As a social species we have hierarchy or dominance behaviour built it to our make up basically to reduce the number of street brawls and risk of harm to others in the group. Dominance Behaviour means people mostly avoid or defer to aggressive people — pick your fight and know when its worth biting back. Living in bigger groups requires cultural and social rules to control aggressive behaviours and misuse of assumed power. Some would say it is a natural part of being human – but avoiding conflict is also part of being human and being civilised means culturally we don’t like any misuse of the power deferment gives others.  The misuse of power and bullying is not acceptable.

So the The Knitting Police????? –

Knowledge is power. Knitting alot means I know alot about ‘knittins’. Many people come into the shop and make comments about their knitting/crochet. Usually along the lines of ‘its not perfect’ or ‘I don’t do garments because I can’t get them perfect’ or ‘my gauge is off’ or ‘the last thing I did, didn’t work out well’. Self critical judgement with no analysis of why. It may put them off knitting ever again. Heaven knows how negative their experience of learning was, but here are no knitting police.

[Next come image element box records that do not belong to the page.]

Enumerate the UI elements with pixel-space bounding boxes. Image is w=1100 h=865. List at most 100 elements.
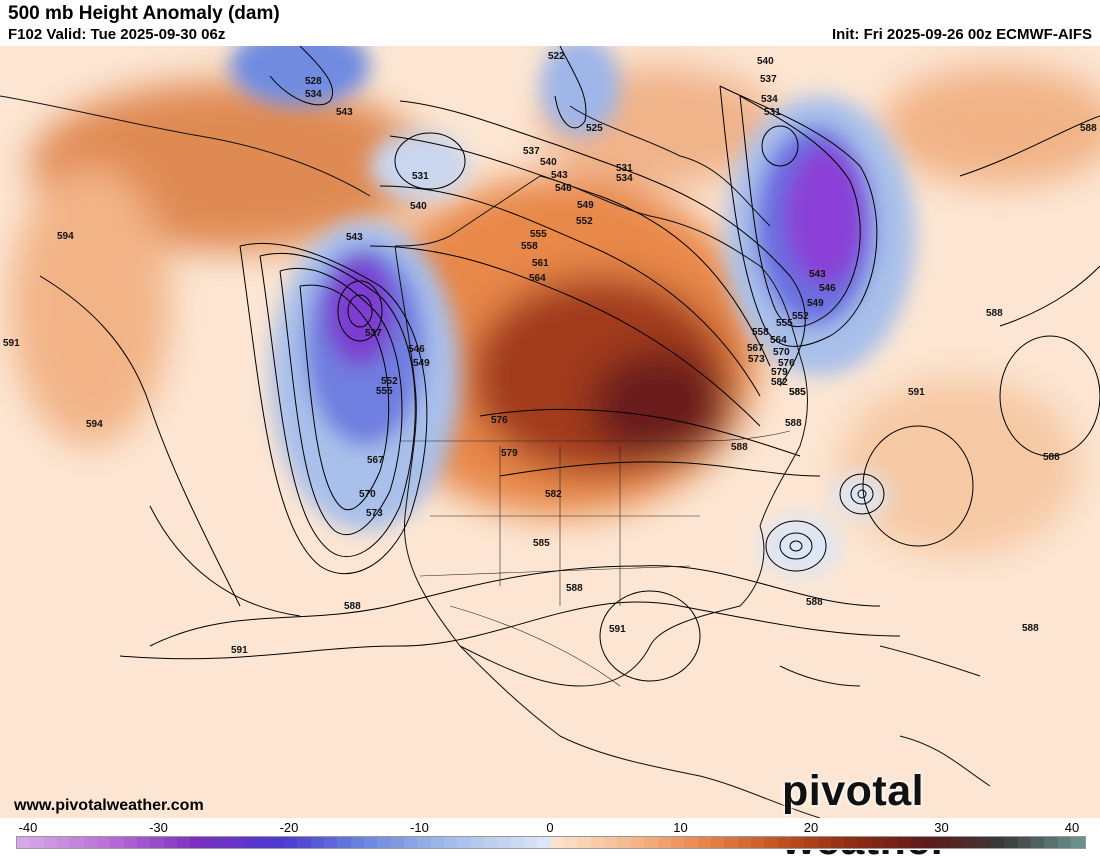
colorbar-swatch — [390, 837, 404, 848]
colorbar-swatch — [684, 837, 698, 848]
colorbar-swatch — [804, 837, 818, 848]
colorbar-swatch — [270, 837, 284, 848]
height-contours — [39, 46, 1100, 682]
contour-label: 543 — [346, 232, 363, 243]
colorbar-swatch — [323, 837, 338, 848]
contour-label: 546 — [408, 344, 425, 355]
colorbar-swatch — [337, 837, 351, 848]
colorbar-swatch — [403, 837, 418, 848]
colorbar-swatch — [777, 837, 791, 848]
colorbar-swatch — [977, 837, 992, 848]
contour-label: 576 — [491, 415, 508, 426]
colorbar-swatch — [123, 837, 138, 848]
colorbar-swatch — [564, 837, 578, 848]
colorbar-swatch — [617, 837, 631, 848]
contour-label: 591 — [908, 387, 925, 398]
colorbar-swatch — [871, 837, 885, 848]
colorbar-swatch — [710, 837, 725, 848]
contour-label: 546 — [555, 183, 572, 194]
contour-label: 585 — [789, 387, 806, 398]
contour-label: 582 — [545, 489, 562, 500]
contour-label: 549 — [807, 298, 824, 309]
colorbar-swatch — [1044, 837, 1058, 848]
contour-label: 543 — [809, 269, 826, 280]
colorbar-swatch — [750, 837, 765, 848]
colorbar-swatch — [417, 837, 431, 848]
colorbar-swatch — [43, 837, 58, 848]
colorbar-swatch — [150, 837, 164, 848]
contour-label: 594 — [86, 419, 103, 430]
contour-label: 540 — [410, 201, 427, 212]
colorbar-swatch — [577, 837, 591, 848]
colorbar-swatch — [97, 837, 111, 848]
colorbar-tick-label: -10 — [410, 820, 429, 835]
contour-label: 531 — [412, 171, 429, 182]
contour-label: 588 — [566, 583, 583, 594]
colorbar-swatch — [17, 837, 31, 848]
colorbar-swatch — [83, 837, 98, 848]
colorbar-swatch — [203, 837, 218, 848]
colorbar-swatch — [790, 837, 805, 848]
colorbar-swatch — [524, 837, 538, 848]
contour-label: 567 — [747, 343, 764, 354]
colorbar-swatch — [857, 837, 871, 848]
colorbar-swatch — [1017, 837, 1032, 848]
colorbar-swatch — [110, 837, 124, 848]
website-url[interactable]: www.pivotalweather.com — [14, 797, 204, 814]
colorbar-tick-label: 40 — [1064, 820, 1080, 835]
contour-label: 591 — [231, 645, 248, 656]
colorbar-swatch — [844, 837, 858, 848]
header: 500 mb Height Anomaly (dam) F102 Valid: … — [0, 0, 1100, 46]
colorbar-swatch — [604, 837, 618, 848]
colorbar-swatch — [630, 837, 645, 848]
contour-label: 555 — [376, 386, 393, 397]
contour-label: 588 — [1080, 123, 1097, 134]
colorbar-swatch — [830, 837, 845, 848]
colorbar-swatch — [911, 837, 925, 848]
contour-label: 570 — [359, 489, 376, 500]
contour-label: 561 — [532, 258, 549, 269]
contour-label: 522 — [548, 51, 565, 62]
contour-label: 558 — [521, 241, 538, 252]
colorbar-swatch — [57, 837, 71, 848]
contour-label: 543 — [551, 170, 568, 181]
contour-label: 531 — [616, 163, 633, 174]
contour-label: 588 — [785, 418, 802, 429]
colorbar-swatch — [484, 837, 498, 848]
contour-label: 531 — [764, 107, 781, 118]
colorbar-swatch — [497, 837, 511, 848]
colorbar-swatch — [70, 837, 84, 848]
contour-label: 588 — [731, 442, 748, 453]
contour-label: 573 — [748, 354, 765, 365]
contour-label: 588 — [986, 308, 1003, 319]
contour-label: 537 — [760, 74, 777, 85]
contour-label: 585 — [789, 387, 806, 398]
colorbar-swatch — [590, 837, 605, 848]
contour-label: 555 — [530, 229, 547, 240]
colorbar-swatch — [884, 837, 898, 848]
borders — [399, 430, 791, 687]
contour-label: 588 — [806, 597, 823, 608]
colorbar-swatch — [257, 837, 271, 848]
colorbar-tick-label: -40 — [18, 820, 38, 835]
colorbar-swatch — [457, 837, 471, 848]
colorbar-swatch — [924, 837, 938, 848]
contour-label: 540 — [757, 56, 774, 67]
contour-label: 549 — [577, 200, 594, 211]
trough-shading — [230, 46, 915, 576]
colorbar-strip — [16, 836, 1086, 849]
colorbar-tick-label: -20 — [279, 820, 299, 835]
contour-label: 579 — [501, 448, 518, 459]
colorbar-swatch — [310, 837, 324, 848]
contour-label: 573 — [366, 508, 383, 519]
contour-label: 552 — [381, 376, 398, 387]
colorbar: -40 -30 -20 -10 0 10 20 30 40 — [0, 818, 1100, 850]
colorbar-swatch — [550, 837, 565, 848]
contour-label: 570 — [773, 347, 790, 358]
colorbar-swatch — [964, 837, 978, 848]
contour-label: 585 — [533, 538, 550, 549]
brand-logo: pivotal weather — [782, 767, 948, 864]
contour-label: 525 — [586, 123, 603, 134]
contour-label: 534 — [616, 173, 633, 184]
colorbar-swatch — [670, 837, 685, 848]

Then there are the knitting athletes for whom craft is the olympics – competitors who do the hardest knitting techniques or the most complex stitches, the most knitting, the most completed patterns on Ravelry, all the ‘In’ patterns on Ravelry.

Knitting (for knitting read ‘and/or crochet’) really has something for everybody, but it should not be about intimidation.

Only you know all the slipped stitches and extra rows you added to a pattern ’cause you missed an increase. Unless you are competing for a prize in the local show no-one else will know if there are three more rows in the back or front. And anyway adding or taking out rows for your fit are acceptable deviations from the pattern. The designer isn’t going to come after you and inspect your knitting – I hope they have better things to do.

There are no knitting police, only the few people who use your knitting insecurities to make themselves feel bigger (or better). These people should be avoided – most knitters are encouraging, mutually supportive and just happy to share with other like minded soles the joy of a completed item and a well made stitch or a challenge achieved.

First decide if you enjoyed the process then, pick up the insecurities, learn new techniques, be brave enough to make the odd mistake, frog if necessary, find ways around the issue (knit in the round if you hate sewing up), talk to the real encouraging knitters and just avoid all those power grabbers.